The story is about God’s extravagant forgiveness and grace – his love freely given.  The point is that God doesn’t measure us against a list of rules, so as to decide whether or not we qualify for heaven.  The result of this would be disastrous: as St Paul is always saying: no one is justified by the works of the law.  So God refuses to give us what we deserve, and going against our human principles of justice, makes us one with him through Christ.
We seem to talk a lot about sin, and sometimes I think we beat ourselves up too much about it.  There is certainly something very unhealthy about dwelling on our mistakes and failings – all too evident though they may be.  We know that the way to encourage someone is by accentuating the positive, not the negative.  The trouble is that we think of sin as only personal failings, or defects, instead of seeing sin as also the problem of the whole of humanity – our collective wrongdoing, the ways we human beings go our own way, and fail to care for others, and fail to care for the world God has given us mastery over.  We have sinned, we say together, and we need to find, together, ways of coming together to correct that tendency, becoming integrated, working together to make the world a better place.  We sense that we need to come together to worship – we sense that we are God’s family, and our worshipping together unifies the body of Christ.  What we are praying for in our healing services is the unity of our souls – body, mind and spirit – and the unity of our humanity, one with another.
If you know The Dream of Gerontius you’ll know that the work builds up to a rising crescendo as the home-coming soul passes through the gates of heaven and approaches God.  As the audience, listening in to the scene, we sense the quickening of the pace, the intensity of the music and then, at the moment of the soul’s exposure to God, a silence: … followed by a crashing, discordant sforzando as every instrument of the orchestra sounds as loud as it can for a split second, and then the music falls away as the soul submits to the love of God.

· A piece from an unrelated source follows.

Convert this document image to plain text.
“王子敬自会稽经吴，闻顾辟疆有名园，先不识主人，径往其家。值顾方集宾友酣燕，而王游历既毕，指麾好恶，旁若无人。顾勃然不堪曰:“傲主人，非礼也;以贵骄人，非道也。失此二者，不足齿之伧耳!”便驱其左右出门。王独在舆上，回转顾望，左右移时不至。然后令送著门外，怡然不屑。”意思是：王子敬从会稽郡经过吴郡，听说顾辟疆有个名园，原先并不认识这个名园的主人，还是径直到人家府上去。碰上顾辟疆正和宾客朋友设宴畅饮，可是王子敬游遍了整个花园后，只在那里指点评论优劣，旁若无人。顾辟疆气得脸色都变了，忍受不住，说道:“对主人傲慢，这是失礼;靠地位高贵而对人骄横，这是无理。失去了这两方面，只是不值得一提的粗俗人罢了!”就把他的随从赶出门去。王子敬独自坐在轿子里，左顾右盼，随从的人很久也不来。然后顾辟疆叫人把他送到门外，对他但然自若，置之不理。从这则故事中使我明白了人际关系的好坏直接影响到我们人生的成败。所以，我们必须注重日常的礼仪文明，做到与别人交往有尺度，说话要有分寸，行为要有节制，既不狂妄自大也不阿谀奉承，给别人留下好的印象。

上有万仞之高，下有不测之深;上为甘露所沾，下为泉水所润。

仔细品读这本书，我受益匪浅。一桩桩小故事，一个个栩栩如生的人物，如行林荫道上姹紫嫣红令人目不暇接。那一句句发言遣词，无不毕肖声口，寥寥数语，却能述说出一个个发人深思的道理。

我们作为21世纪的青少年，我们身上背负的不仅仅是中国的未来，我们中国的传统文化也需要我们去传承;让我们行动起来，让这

It may be music, it may be art – the colour, the texture, or the shape of sculpture – it may be simply the beauty of the world that gives you a hint of God’s love, a hint of something much greater to come, when our human life is over.  God speaks to each of us in different ways.  But however it is that God speaks to you, be open and ready to receive him; don’t hide behind a sense of unworthiness, if that’s what holds you back from experiencing the full, extravagant delight of God’s love for you.  As we pray together for healing today, whether you come up to receive the laying on of hands or not, just feel God’s love being poured out like the extravagant pouring out of that perfume and feel the anointing power of his love, whether we deserve it or not.  And allow his healing love to make us all whole people.